Both examples I’ve discussed are very theatrical, character-driven instances where the make-up is done to enhance another performance, whether on film or on stage. However, this is not the only instance in which make-up artists might have copyright protection. Please note that for this example, I am relying on secondary sources as I cannot read the original case in Spanish and it is not available in English. In 2017, a court in Argentina awarded damages to a make-up artist who failed to receive proper credit. She had done the makeup on models for use in a magazine, but later discovered photos in a catalog where another person was given the credit. Initially her make-up was considered an “idea” which did not attract protection, but on appeal the court decided that there was a sufficient basis for her to receive damages both for economic and moral reasons.
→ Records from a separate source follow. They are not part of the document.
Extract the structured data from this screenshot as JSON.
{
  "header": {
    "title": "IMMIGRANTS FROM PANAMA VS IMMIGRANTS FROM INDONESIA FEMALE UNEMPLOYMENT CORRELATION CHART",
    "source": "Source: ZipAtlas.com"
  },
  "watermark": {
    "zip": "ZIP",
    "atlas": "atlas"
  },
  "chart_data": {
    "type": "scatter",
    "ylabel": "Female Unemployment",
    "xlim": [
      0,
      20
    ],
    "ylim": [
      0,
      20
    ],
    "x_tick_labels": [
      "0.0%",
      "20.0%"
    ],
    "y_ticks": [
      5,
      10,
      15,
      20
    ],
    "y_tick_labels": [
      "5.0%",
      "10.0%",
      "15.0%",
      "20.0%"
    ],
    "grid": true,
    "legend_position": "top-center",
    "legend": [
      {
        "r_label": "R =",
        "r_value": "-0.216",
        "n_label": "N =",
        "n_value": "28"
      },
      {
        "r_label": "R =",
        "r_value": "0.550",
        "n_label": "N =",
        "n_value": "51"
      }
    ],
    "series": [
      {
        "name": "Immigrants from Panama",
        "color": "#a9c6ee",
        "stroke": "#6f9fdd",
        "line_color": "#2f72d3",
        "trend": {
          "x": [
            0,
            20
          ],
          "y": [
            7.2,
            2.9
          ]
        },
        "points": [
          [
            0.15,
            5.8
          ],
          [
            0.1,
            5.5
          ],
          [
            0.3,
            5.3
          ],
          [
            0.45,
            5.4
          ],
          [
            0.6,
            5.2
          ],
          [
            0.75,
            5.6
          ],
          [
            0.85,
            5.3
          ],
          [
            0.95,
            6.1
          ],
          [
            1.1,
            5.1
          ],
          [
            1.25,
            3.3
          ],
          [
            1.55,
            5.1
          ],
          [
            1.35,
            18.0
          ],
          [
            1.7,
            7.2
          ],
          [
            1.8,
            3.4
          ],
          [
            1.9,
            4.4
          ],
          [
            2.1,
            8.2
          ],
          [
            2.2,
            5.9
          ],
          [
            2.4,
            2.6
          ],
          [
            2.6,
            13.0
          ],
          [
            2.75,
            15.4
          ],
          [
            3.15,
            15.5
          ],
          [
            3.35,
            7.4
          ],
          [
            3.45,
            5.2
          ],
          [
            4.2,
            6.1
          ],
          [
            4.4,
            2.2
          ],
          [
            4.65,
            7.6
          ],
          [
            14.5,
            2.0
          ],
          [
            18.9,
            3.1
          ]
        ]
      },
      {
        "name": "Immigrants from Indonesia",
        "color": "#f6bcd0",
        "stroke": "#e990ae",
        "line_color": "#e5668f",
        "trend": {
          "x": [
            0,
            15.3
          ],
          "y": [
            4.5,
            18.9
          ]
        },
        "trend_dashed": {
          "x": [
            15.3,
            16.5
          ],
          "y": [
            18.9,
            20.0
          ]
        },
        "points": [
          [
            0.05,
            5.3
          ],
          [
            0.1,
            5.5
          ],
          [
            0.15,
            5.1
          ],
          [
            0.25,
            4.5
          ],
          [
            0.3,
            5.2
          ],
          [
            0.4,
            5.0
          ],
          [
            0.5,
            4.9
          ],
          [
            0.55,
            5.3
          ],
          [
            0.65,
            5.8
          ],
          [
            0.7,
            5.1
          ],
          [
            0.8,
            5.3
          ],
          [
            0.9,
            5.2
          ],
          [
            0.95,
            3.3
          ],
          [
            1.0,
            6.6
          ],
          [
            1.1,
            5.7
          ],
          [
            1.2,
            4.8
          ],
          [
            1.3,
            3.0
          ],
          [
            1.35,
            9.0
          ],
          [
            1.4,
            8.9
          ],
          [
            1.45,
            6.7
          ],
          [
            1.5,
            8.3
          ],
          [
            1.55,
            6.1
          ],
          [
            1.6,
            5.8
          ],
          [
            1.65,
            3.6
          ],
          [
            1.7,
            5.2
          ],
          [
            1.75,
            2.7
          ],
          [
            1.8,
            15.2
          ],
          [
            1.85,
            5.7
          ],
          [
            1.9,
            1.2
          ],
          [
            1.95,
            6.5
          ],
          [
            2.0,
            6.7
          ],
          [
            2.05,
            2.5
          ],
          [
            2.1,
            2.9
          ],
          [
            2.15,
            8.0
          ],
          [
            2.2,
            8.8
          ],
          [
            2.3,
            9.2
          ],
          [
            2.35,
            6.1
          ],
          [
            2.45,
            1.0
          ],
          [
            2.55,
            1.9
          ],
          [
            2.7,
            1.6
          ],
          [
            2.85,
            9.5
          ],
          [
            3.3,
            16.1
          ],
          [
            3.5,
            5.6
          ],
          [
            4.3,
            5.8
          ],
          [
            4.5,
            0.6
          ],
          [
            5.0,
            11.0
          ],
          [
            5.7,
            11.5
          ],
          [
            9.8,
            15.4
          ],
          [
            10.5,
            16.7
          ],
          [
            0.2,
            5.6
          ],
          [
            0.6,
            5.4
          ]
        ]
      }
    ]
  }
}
Morally, because her name was not attached to her work as it should have been, and economically, because it was used for a purpose beyond what she was paid for.
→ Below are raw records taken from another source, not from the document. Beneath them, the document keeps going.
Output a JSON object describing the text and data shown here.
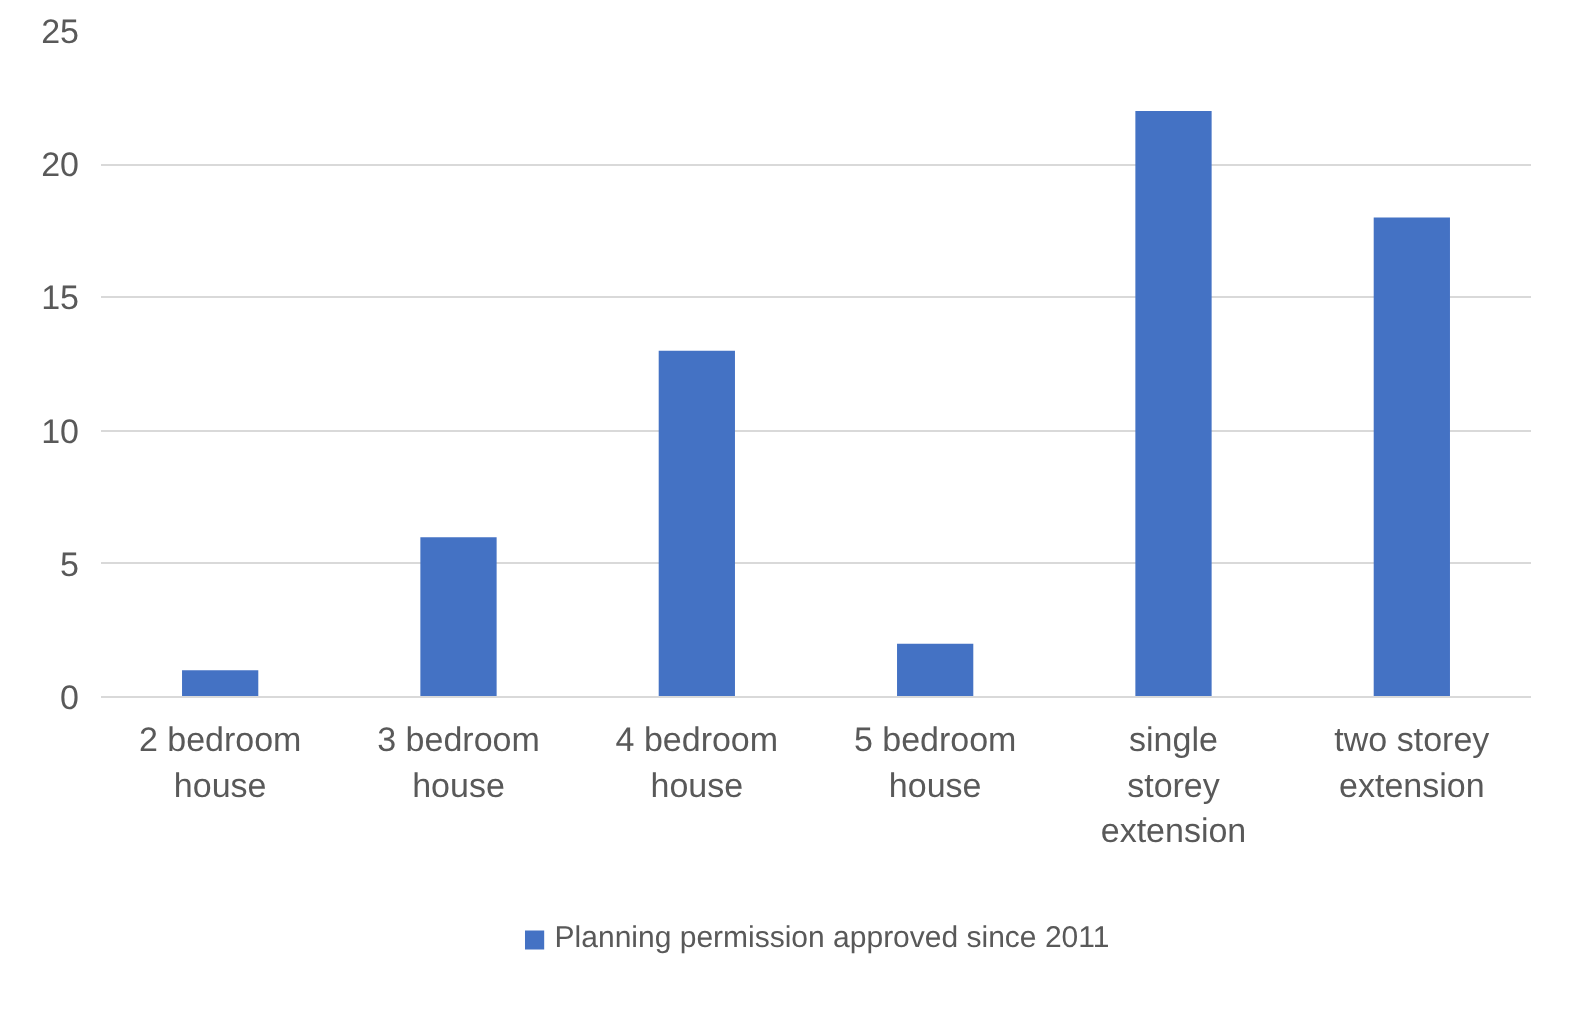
{
  "chart_data": {
    "type": "bar",
    "categories": [
      "2 bedroom house",
      "3 bedroom house",
      "4 bedroom house",
      "5 bedroom house",
      "single storey extension",
      "two storey extension"
    ],
    "series": [
      {
        "name": "Planning permission approved since 2011",
        "color": "#4472c4",
        "values": [
          1,
          6,
          13,
          2,
          22,
          18
        ]
      }
    ],
    "ylim": [
      0,
      25
    ],
    "yticks": [
      0,
      5,
      10,
      15,
      20,
      25
    ],
    "grid": "y",
    "legend": "bottom"
  }
}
There is no caselaw in Canada on this point as of yet, but I think it would be interesting to see a Canadian court grapple with what make-up application should attract copyright protection. To me, it seems that “over-the-top” applications such as Frankenstein’s monster or the musical Cats would be easier to protect than a neutral make-up applied for a fashion show. Where do you think a Canadian court might draw the line in applying Theberge? In what circumstances does a just reward for a make-up artist start to outweigh the public interest in “the encouragement and dissemination of works of the arts and intellect”? Thank you for listening to this presentation.”
I loved your presentation Olivia! It reminds me a lot of the Clown Egg Register located at the Clowns-Gallery Museum in London. In order to protect their specific makeup from copycats, clowns beginning in the 1940s would replicate their makeup on hollowed-out eggs in an effort to self-regulate their intellectual property. You can read more about it here: https://www.smithsonianmag.com/travel/gallery-london-houses-dozens-clown-egg-portraits-180968914/ and https://www.bbc.com/future/article/20171206-the-fascinating-reason-why-clowns-paint-their-faces-on-eggs. Do you think that makeup artists could use self-regulation like clowns do in order to protect their specific designs, which may help curtail copyright litigation?
Thanks so much, Kate, I’m glad you liked it! And thank you for sharing those links, that is super interesting — I love the idea of artists self-regulating within their community. Make-up artistry is so broad so it’s hard to see it self-regulating at large, but I can imagine something similar with drag queens, for example. Someone like Trixie Mattel has such a distinctive make-up look, and I imagine if another professional drag queen attempted to copy it on stage, the community would condemn it. Within a community, a “shun” could be just as effective as a “cease and desist” letter! Now I want to visit the “Clowns Church” 😛 After COVID perhaps?